After going through the evaluation forms the best presentation award goes (again) to Joaquin M. López for his talk An Intro to Boost.PolyCollection. Congratulations, Joaquin!

Acknowledgements

We want to thank many people who helped to make using std::cpp again a reality. First of all, we want to thank to every attendee that came to visit us for a full day around C++. We hope they got what they expected.

Our thanks go to Indizen and JFrog Conan for helping us with the organization of the event and taking care of coffe-breaks.

We also want to express our gratitude to JetBrains. Again this year they have contributed by giving a number of licenses of CLion that we have given out in a draw.
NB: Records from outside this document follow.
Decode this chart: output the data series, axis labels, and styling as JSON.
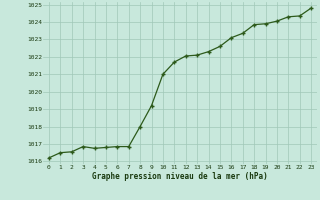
{
  "x": [
    0,
    1,
    2,
    3,
    4,
    5,
    6,
    7,
    8,
    9,
    10,
    11,
    12,
    13,
    14,
    15,
    16,
    17,
    18,
    19,
    20,
    21,
    22,
    23
  ],
  "y": [
    1016.2,
    1016.5,
    1016.55,
    1016.85,
    1016.75,
    1016.8,
    1016.85,
    1016.85,
    1018.0,
    1019.2,
    1021.0,
    1021.7,
    1022.05,
    1022.1,
    1022.3,
    1022.6,
    1023.1,
    1023.35,
    1023.85,
    1023.9,
    1024.05,
    1024.3,
    1024.35,
    1024.8
  ],
  "line_color": "#2d5a1b",
  "marker_color": "#2d5a1b",
  "bg_color": "#c8e8dc",
  "grid_color": "#a0c8b8",
  "xlabel": "Graphe pression niveau de la mer (hPa)",
  "xlabel_color": "#1a3a10",
  "tick_color": "#1a3a10",
  "ylim_min": 1016.0,
  "ylim_max": 1025.0,
  "xlim_min": 0,
  "xlim_max": 23,
  "yticks": [
    1016,
    1017,
    1018,
    1019,
    1020,
    1021,
    1022,
    1023,
    1024,
    1025
  ],
  "xticks": [
    0,
    1,
    2,
    3,
    4,
    5,
    6,
    7,
    8,
    9,
    10,
    11,
    12,
    13,
    14,
    15,
    16,
    17,
    18,
    19,
    20,
    21,
    22,
    23
  ],
  "xtick_labels": [
    "0",
    "1",
    "2",
    "3",
    "4",
    "5",
    "6",
    "7",
    "8",
    "9",
    "10",
    "11",
    "12",
    "13",
    "14",
    "15",
    "16",
    "17",
    "18",
    "19",
    "20",
    "21",
    "22",
    "23"
  ]
}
Of course, we also want to express our thanks to all the speakers in this year’s edition. They were crucial in attracting the audience and all the talks were highly evaluated by attendees.  Additional thanks to those speakers that had to travel to give the talks. We hope that the effort all of them put in preparing their talks was worth.

Finally, we want to thank to the volunteers who helped in the organization.